Cologne

28 June 1943 — Cologne

Date
28 June 1943
Target
Cologne, Germany
Force dispatched
608 aircraft
Aircraft lost
25

Narrative

This was the most lethal attack Cologne suffered in the whole war. A force of 608 aircraft — Lancasters, Halifaxes, Wellingtons and Stirlings behind the Oboe markers of the Mosquitoes of No. 109 Squadron — found the city under good marking, and the bombing was concentrated with terrible effect across the central districts. Around 4,400 people were killed on the ground, the heaviest death toll yet inflicted on a German city in a single night, and tens of thousands were made homeless as fire swept through the old town and the commercial quarter. Twenty-five bombers failed to return. Coming a year and a month after the first thousand-bomber raid had shaken Cologne but spared most of its substance, this night showed how far the Command’s accuracy and concentration had advanced: the same target, struck now with a precision that turned a large raid into a catastrophe for the people below.

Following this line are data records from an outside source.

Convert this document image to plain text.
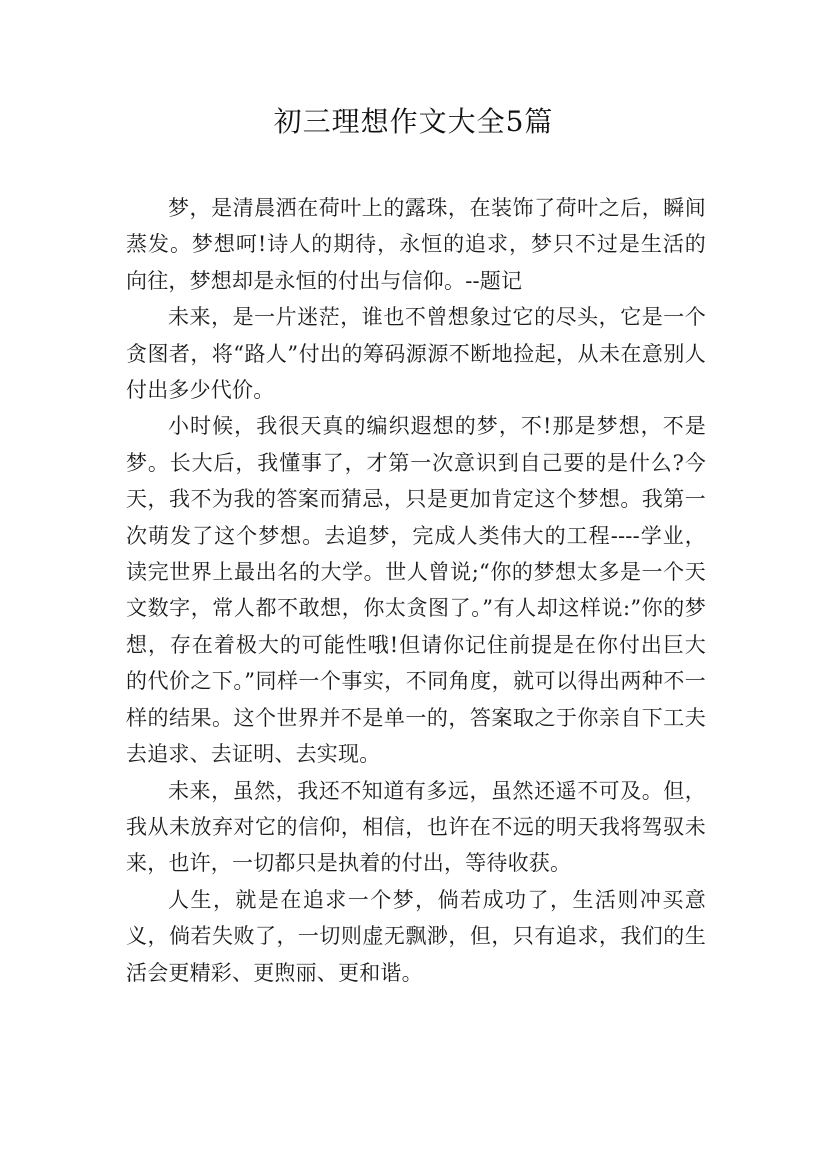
初三理想作文大全5篇

梦，是清晨洒在荷叶上的露珠，在装饰了荷叶之后，瞬间蒸发。梦想呵!诗人的期待，永恒的追求，梦只不过是生活的向往，梦想却是永恒的付出与信仰。--题记

未来，是一片迷茫，谁也不曾想象过它的尽头，它是一个贪图者，将“路人”付出的筹码源源不断地捡起，从未在意别人付出多少代价。

小时候，我很天真的编织遐想的梦，不!那是梦想，不是梦。长大后，我懂事了，才第一次意识到自己要的是什么?今天，我不为我的答案而猜忌，只是更加肯定这个梦想。我第一次萌发了这个梦想。去追梦，完成人类伟大的工程----学业，读完世界上最出名的大学。世人曾说;“你的梦想太多是一个天文数字，常人都不敢想，你太贪图了。”有人却这样说:”你的梦想，存在着极大的可能性哦!但请你记住前提是在你付出巨大的代价之下。”同样一个事实，不同角度，就可以得出两种不一样的结果。这个世界并不是单一的，答案取之于你亲自下工夫去追求、去证明、去实现。

未来，虽然，我还不知道有多远，虽然还遥不可及。但，我从未放弃对它的信仰，相信，也许在不远的明天我将驾驭未来，也许，一切都只是执着的付出，等待收获。

人生，就是在追求一个梦，倘若成功了，生活则冲买意义，倘若失败了，一切则虚无飘渺，但，只有追求，我们的生活会更精彩、更煦丽、更和谐。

Sortie details (which aircraft from which squadron, which crew flew, the outcome) will populate this page once the TNA AIR 27 squadron-diary importer arrives.

The fallen

236 airmen in this archive died on 28 June 1943 or the day that followed. For a raid of this kind these are overwhelmingly the night's losses, though a death-date match is not by itself proof an individual flew this operation.